One person who believed that treasuring the history of the area was vital was Annetta Pedretti. Annetta was a Swiss woman who was an architect, cybernetician, conservationist, builder, beekeeper, and campaigner and bought a house on 25 Princelet St. An obsessive polymath, she worked on restoring that house until her death in 2018. During an online talk I learned that she’d collected and made or had made objects to bring the house to its original glory. Her obsessive nature meant that the house was far from finished. Her house was given to charity and is now a social centre, and a base for mounting a resistance against proprietarian society, and campaigning for land reform and housing justice for all. She would approve.
Now work is continuing by Assemble, multi-disciplinary collective working across architecture, design and art. The house has been made safe and Annetta’s house is slowly being refinished. I’ve been trying to get there for months and I’ve finally done it.
I love Princelet Street. Along with Wilkes Street it’s my favourite in the area where there’s much to be favourited. This was my second opportunity to go inside one of the houses, which date from the early 18th century. 25 is one of three houses in a row, and the Grade II listed building is described: “Early C18. Stock brick with red brick dressings. Coped parapet and brick bands between storeys. 4 storeys and basement. Nos 21 and 23, 3 windows each, No 25, 5 windows. Gauged flat arches to flush frame windows, some glazing bars missing. No 23 has modern shop front. Doorcases have been removed.”
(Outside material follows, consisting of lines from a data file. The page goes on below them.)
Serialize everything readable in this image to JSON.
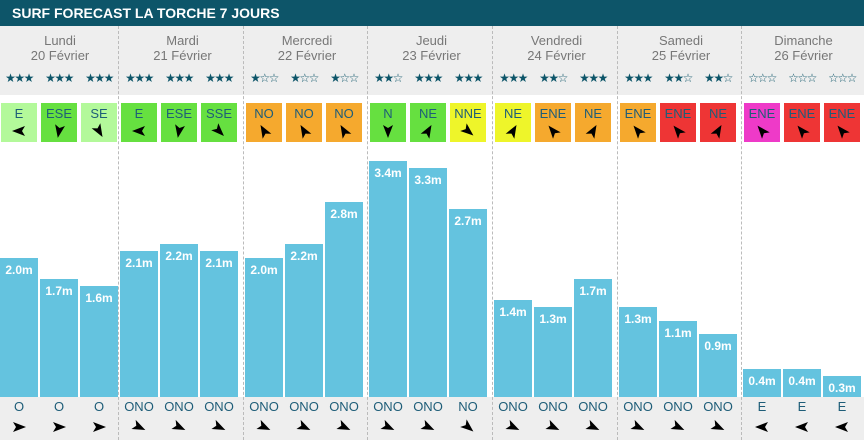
{
  "title": "SURF FORECAST LA TORCHE 7 JOURS",
  "colors": {
    "header": "#0d5569",
    "bar": "#64c3df",
    "light_green": "#b3f99a",
    "green": "#66e040",
    "orange": "#f5a92e",
    "yellow": "#eef52a",
    "red": "#ee3535",
    "magenta": "#ee3ac8"
  },
  "days": [
    {
      "name": "Lundi",
      "date": "20 Février",
      "slots": [
        {
          "stars": 3,
          "wind": "E",
          "wind_color": "light_green",
          "wind_arrow_deg": 180,
          "height": "2.0m",
          "height_m": 2.0,
          "swell": "O",
          "swell_arrow_deg": 0
        },
        {
          "stars": 3,
          "wind": "ESE",
          "wind_color": "green",
          "wind_arrow_deg": 100,
          "height": "1.7m",
          "height_m": 1.7,
          "swell": "O",
          "swell_arrow_deg": 0
        },
        {
          "stars": 3,
          "wind": "SE",
          "wind_color": "light_green",
          "wind_arrow_deg": 60,
          "height": "1.6m",
          "height_m": 1.6,
          "swell": "O",
          "swell_arrow_deg": 0
        }
      ]
    },
    {
      "name": "Mardi",
      "date": "21 Février",
      "slots": [
        {
          "stars": 3,
          "wind": "E",
          "wind_color": "green",
          "wind_arrow_deg": 180,
          "height": "2.1m",
          "height_m": 2.1,
          "swell": "ONO",
          "swell_arrow_deg": 25
        },
        {
          "stars": 3,
          "wind": "ESE",
          "wind_color": "green",
          "wind_arrow_deg": 100,
          "height": "2.2m",
          "height_m": 2.2,
          "swell": "ONO",
          "swell_arrow_deg": 25
        },
        {
          "stars": 3,
          "wind": "SSE",
          "wind_color": "green",
          "wind_arrow_deg": 45,
          "height": "2.1m",
          "height_m": 2.1,
          "swell": "ONO",
          "swell_arrow_deg": 25
        }
      ]
    },
    {
      "name": "Mercredi",
      "date": "22 Février",
      "slots": [
        {
          "stars": 1,
          "wind": "NO",
          "wind_color": "orange",
          "wind_arrow_deg": -120,
          "height": "2.0m",
          "height_m": 2.0,
          "swell": "ONO",
          "swell_arrow_deg": 25
        },
        {
          "stars": 1,
          "wind": "NO",
          "wind_color": "orange",
          "wind_arrow_deg": -120,
          "height": "2.2m",
          "height_m": 2.2,
          "swell": "ONO",
          "swell_arrow_deg": 25
        },
        {
          "stars": 1,
          "wind": "NO",
          "wind_color": "orange",
          "wind_arrow_deg": -120,
          "height": "2.8m",
          "height_m": 2.8,
          "swell": "ONO",
          "swell_arrow_deg": 25
        }
      ]
    },
    {
      "name": "Jeudi",
      "date": "23 Février",
      "slots": [
        {
          "stars": 2,
          "wind": "N",
          "wind_color": "green",
          "wind_arrow_deg": 90,
          "height": "3.4m",
          "height_m": 3.4,
          "swell": "ONO",
          "swell_arrow_deg": 25
        },
        {
          "stars": 3,
          "wind": "NE",
          "wind_color": "green",
          "wind_arrow_deg": -60,
          "height": "3.3m",
          "height_m": 3.3,
          "swell": "ONO",
          "swell_arrow_deg": 25
        },
        {
          "stars": 3,
          "wind": "NNE",
          "wind_color": "yellow",
          "wind_arrow_deg": 40,
          "height": "2.7m",
          "height_m": 2.7,
          "swell": "NO",
          "swell_arrow_deg": 40
        }
      ]
    },
    {
      "name": "Vendredi",
      "date": "24 Février",
      "slots": [
        {
          "stars": 3,
          "wind": "NE",
          "wind_color": "yellow",
          "wind_arrow_deg": -60,
          "height": "1.4m",
          "height_m": 1.4,
          "swell": "ONO",
          "swell_arrow_deg": 25
        },
        {
          "stars": 2,
          "wind": "ENE",
          "wind_color": "orange",
          "wind_arrow_deg": -130,
          "height": "1.3m",
          "height_m": 1.3,
          "swell": "ONO",
          "swell_arrow_deg": 25
        },
        {
          "stars": 3,
          "wind": "NE",
          "wind_color": "orange",
          "wind_arrow_deg": -60,
          "height": "1.7m",
          "height_m": 1.7,
          "swell": "ONO",
          "swell_arrow_deg": 25
        }
      ]
    },
    {
      "name": "Samedi",
      "date": "25 Février",
      "slots": [
        {
          "stars": 3,
          "wind": "ENE",
          "wind_color": "orange",
          "wind_arrow_deg": -130,
          "height": "1.3m",
          "height_m": 1.3,
          "swell": "ONO",
          "swell_arrow_deg": 25
        },
        {
          "stars": 2,
          "wind": "ENE",
          "wind_color": "red",
          "wind_arrow_deg": -130,
          "height": "1.1m",
          "height_m": 1.1,
          "swell": "ONO",
          "swell_arrow_deg": 25
        },
        {
          "stars": 2,
          "wind": "NE",
          "wind_color": "red",
          "wind_arrow_deg": -60,
          "height": "0.9m",
          "height_m": 0.9,
          "swell": "ONO",
          "swell_arrow_deg": 25
        }
      ]
    },
    {
      "name": "Dimanche",
      "date": "26 Février",
      "slots": [
        {
          "stars": 0,
          "wind": "ENE",
          "wind_color": "magenta",
          "wind_arrow_deg": -130,
          "height": "0.4m",
          "height_m": 0.4,
          "swell": "E",
          "swell_arrow_deg": 180
        },
        {
          "stars": 0,
          "wind": "ENE",
          "wind_color": "red",
          "wind_arrow_deg": -130,
          "height": "0.4m",
          "height_m": 0.4,
          "swell": "E",
          "swell_arrow_deg": 180
        },
        {
          "stars": 0,
          "wind": "ENE",
          "wind_color": "red",
          "wind_arrow_deg": -130,
          "height": "0.3m",
          "height_m": 0.3,
          "swell": "E",
          "swell_arrow_deg": 180
        }
      ]
    }
  ]
}
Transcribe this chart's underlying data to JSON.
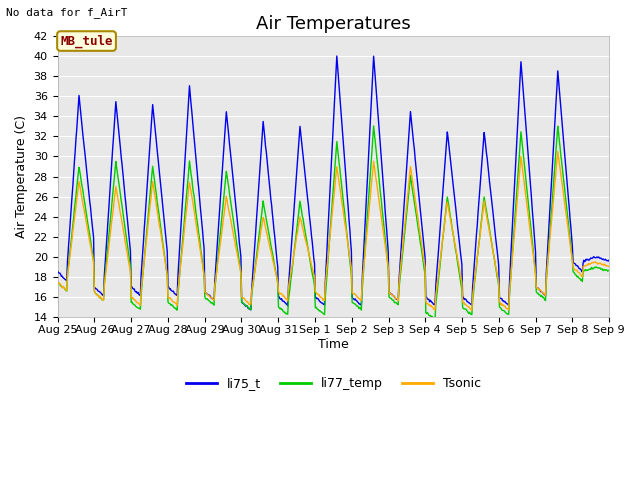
{
  "title": "Air Temperatures",
  "ylabel": "Air Temperature (C)",
  "xlabel": "Time",
  "top_left_text": "No data for f_AirT",
  "legend_label_text": "MB_tule",
  "ylim": [
    14,
    42
  ],
  "yticks": [
    14,
    16,
    18,
    20,
    22,
    24,
    26,
    28,
    30,
    32,
    34,
    36,
    38,
    40,
    42
  ],
  "xtick_labels": [
    "Aug 25",
    "Aug 26",
    "Aug 27",
    "Aug 28",
    "Aug 29",
    "Aug 30",
    "Aug 31",
    "Sep 1",
    "Sep 2",
    "Sep 3",
    "Sep 4",
    "Sep 5",
    "Sep 6",
    "Sep 7",
    "Sep 8",
    "Sep 9"
  ],
  "fig_bg_color": "#ffffff",
  "plot_bg_color": "#e8e8e8",
  "grid_color": "#ffffff",
  "line_colors": {
    "li75_t": "#0000ee",
    "li77_temp": "#00cc00",
    "Tsonic": "#ffaa00"
  },
  "legend_entries": [
    "li75_t",
    "li77_temp",
    "Tsonic"
  ],
  "title_fontsize": 13,
  "axis_label_fontsize": 9,
  "tick_fontsize": 8,
  "n_days": 15,
  "blue_peaks": [
    36,
    35.5,
    35.2,
    37,
    34.5,
    33.5,
    33,
    40,
    40,
    34.5,
    32.5,
    32.5,
    39.5,
    38.5,
    20
  ],
  "green_peaks": [
    29,
    29.5,
    29,
    29.5,
    28.5,
    25.5,
    25.5,
    31.5,
    33,
    28,
    26,
    26,
    32.5,
    33,
    19
  ],
  "orange_peaks": [
    27.5,
    27,
    27.5,
    27.5,
    26,
    24,
    24,
    29,
    29.5,
    29,
    25.5,
    25.5,
    30,
    30.5,
    19.5
  ],
  "blue_mins": [
    18.5,
    17,
    17,
    17,
    16.5,
    15.5,
    16,
    16,
    16,
    16.5,
    16,
    16,
    16,
    17,
    19.5
  ],
  "green_mins": [
    17.5,
    16.5,
    15.5,
    15.5,
    16,
    15.5,
    15,
    15,
    15.5,
    16,
    14.5,
    15,
    15,
    16.5,
    18.5
  ],
  "orange_mins": [
    17.5,
    16.5,
    16,
    16,
    16.5,
    16,
    16.5,
    16.5,
    16.5,
    16.5,
    15.5,
    15.5,
    15.5,
    17,
    19
  ]
}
The photos say more than I can, and many have taken better. It’s an unfinished, deep in renovation house – tall and narrow and its shelves and bookcases stacked high with Annetta’s files and pieces of carpentry ready to be used.
In higgledy-piggledy style, here’s the house. I went cautiously upstairs, but didn’t dare try the upper floors. It looked too precarious but Krish took a few photos for me. Neither one of us dared the basement.
v
The best bit of Brick Lane, and there are many best bits, is the street art. It’s changing less frequently these days but I took a lot of photos of the shops, the streets, and the art that day. My long-promised visit to the new Townhouse exhibit went by the wayside again. We were just too tired, overloaded by everything we’d seen that day. I’m pushing myself to do so in its waning days.
I took a lot of photos of street art. For another time.